Institute of Evolutionary Biology, CSIC-Universitat Pompeu Fabra, Barcelona, Spain.
Mol Ecol Resour. 2021 May;21(4):1216-1229. doi: 10.1111/1755-0998.13343. Epub 2021 Mar 5.
Population genomics is a fast-developing discipline with promising applications in a growing number of life sciences fields. Advances in sequencing technologies and bioinformatics tools allow population genomics to exploit genome-wide information to identify the molecular variants underlying traits of interest and the evolutionary forces that modulate these variants through space and time. However, the cost of genomic analyses of multiple populations is still too high to address them through individual genome sequencing. Pooling individuals for sequencing can be a more effective strategy in Single Nucleotide Polymorphism (SNP) detection and allele frequency estimation because of a higher total coverage. However, compared to individual sequencing, SNP calling from pools has the additional difficulty of distinguishing rare variants from sequencing errors, which is often avoided by establishing a minimum threshold allele frequency for the analysis. Finding an optimal balance between minimizing information loss and reducing sequencing costs is essential to ensure the success of population genomics studies. Here, we have benchmarked the performance of SNP callers for Pool-seq data, based on different approaches, under different conditions, and using computer simulations and real data. We found that SNP callers performance varied for allele frequencies up to 0.35. We also found that SNP callers based on Bayesian (SNAPE-pooled) or maximum likelihood (MAPGD) approaches outperform the two heuristic callers tested (VarScan and PoolSNP), in terms of the balance between sensitivity and FDR both in simulated and sequencing data. Our results will help inform the selection of the most appropriate SNP caller not only for large-scale population studies but also in cases where the Pool-seq strategy is the only option, such as in metagenomic or polyploid studies.

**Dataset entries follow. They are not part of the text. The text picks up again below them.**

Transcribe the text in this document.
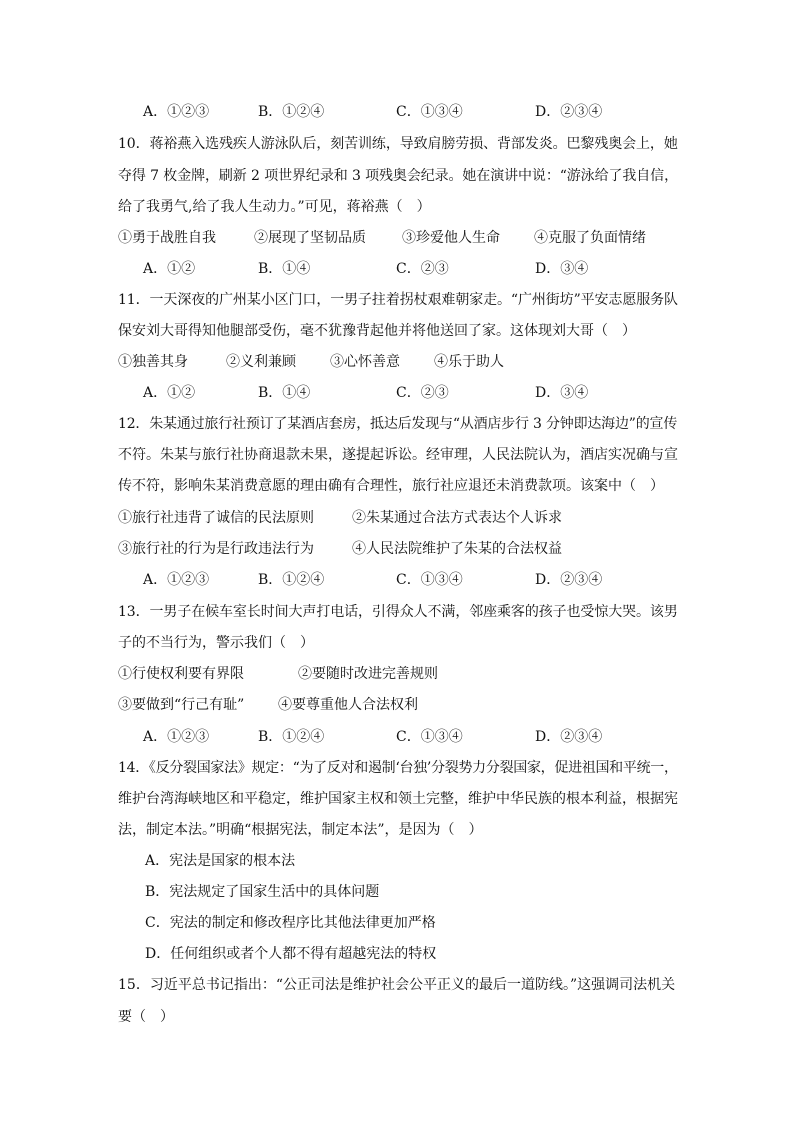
A．①②③	B．①②④	C．①③④	D．②③④
10．蒋裕燕入选残疾人游泳队后，刻苦训练，导致肩膀劳损、背部发炎。巴黎残奥会上，她
夺得 7 枚金牌，刷新 2 项世界纪录和 3 项残奥会纪录。她在演讲中说：“游泳给了我自信，
给了我勇气,给了我人生动力。”可见，蒋裕燕（　）
①勇于战胜自我	②展现了坚韧品质	③珍爱他人生命 ④克服了负面情绪
A．①②	B．①④	C．②③	D．③④
11．一天深夜的广州某小区门口，一男子拄着拐杖艰难朝家走。“广州街坊”平安志愿服务队
保安刘大哥得知他腿部受伤，毫不犹豫背起他并将他送回了家。这体现刘大哥（　）
①独善其身	②义利兼顾 ③心怀善意 ④乐于助人
A．①②	B．①④	C．②③	D．③④
12．朱某通过旅行社预订了某酒店套房，抵达后发现与“从酒店步行 3 分钟即达海边”的宣传
不符。朱某与旅行社协商退款未果，遂提起诉讼。经审理，人民法院认为，酒店实况确与宣
传不符，影响朱某消费意愿的理由确有合理性，旅行社应退还未消费款项。该案中（　）
①旅行社违背了诚信的民法原则	②朱某通过合法方式表达个人诉求
③旅行社的行为是行政违法行为	④人民法院维护了朱某的合法权益
A．①②③	B．①②④	C．①③④	D．②③④
13．一男子在候车室长时间大声打电话，引得众人不满，邻座乘客的孩子也受惊大哭。该男
子的不当行为，警示我们（　）
①行使权利要有界限	②要随时改进完善规则
③要做到“行己有耻” ④要尊重他人合法权利
A．①②③	B．①②④	C．①③④	D．②③④
14．《反分裂国家法》规定：“为了反对和遏制‘台独’分裂势力分裂国家，促进祖国和平统一，
维护台湾海峡地区和平稳定，维护国家主权和领土完整，维护中华民族的根本利益，根据宪
法，制定本法。”明确“根据宪法，制定本法”，是因为（　）
A．宪法是国家的根本法
B．宪法规定了国家生活中的具体问题
C．宪法的制定和修改程序比其他法律更加严格
D．任何组织或者个人都不得有超越宪法的特权
15．习近平总书记指出：“公正司法是维护社会公平正义的最后一道防线。”这强调司法机关
要（　）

群体基因组学是一个快速发展的学科,在越来越多的生命科学领域有着广阔的应用前景。测序技术和生物信息学工具的进步使得群体基因组学能够利用全基因组信息来识别感兴趣性状的分子变异体,以及调节这些变异体在空间和时间上的进化力量。然而,对多个群体进行基因组分析的成本仍然太高,无法通过个体基因组测序来解决。通过对个体进行测序,pool-seq 可以成为一种更有效的策略,因为它可以提高 SNP 检测和等位基因频率估计的总覆盖率。然而,与个体测序相比,pool-seq 从池中调用 SNP 还有一个额外的困难,即需要从测序错误中区分罕见的变异体,这通常通过为分析建立一个最小的等位基因频率阈值来避免。在最小化信息损失和降低测序成本之间找到一个最佳平衡点,对于确保群体基因组学研究的成功至关重要。在这里,我们基于不同的方法,在不同的条件下,使用计算机模拟和真实数据,对 pool-seq 数据的 SNP 调用器的性能进行了基准测试。我们发现,在等位基因频率高达 0.35 的情况下,SNP 调用器的性能存在差异。我们还发现,基于贝叶斯(SNAPE-pooled)或最大似然(MAPGD)方法的 SNP 调用器,在模拟和测序数据中,在灵敏度和 FDR 之间的平衡方面,都优于两种启发式调用器(VarScan 和 PoolSNP)。我们的研究结果将有助于指导选择最合适的 SNP 调用器,不仅适用于大规模的群体研究,也适用于 pool-seq 策略是唯一选择的情况,例如在宏基因组学或多倍体研究中。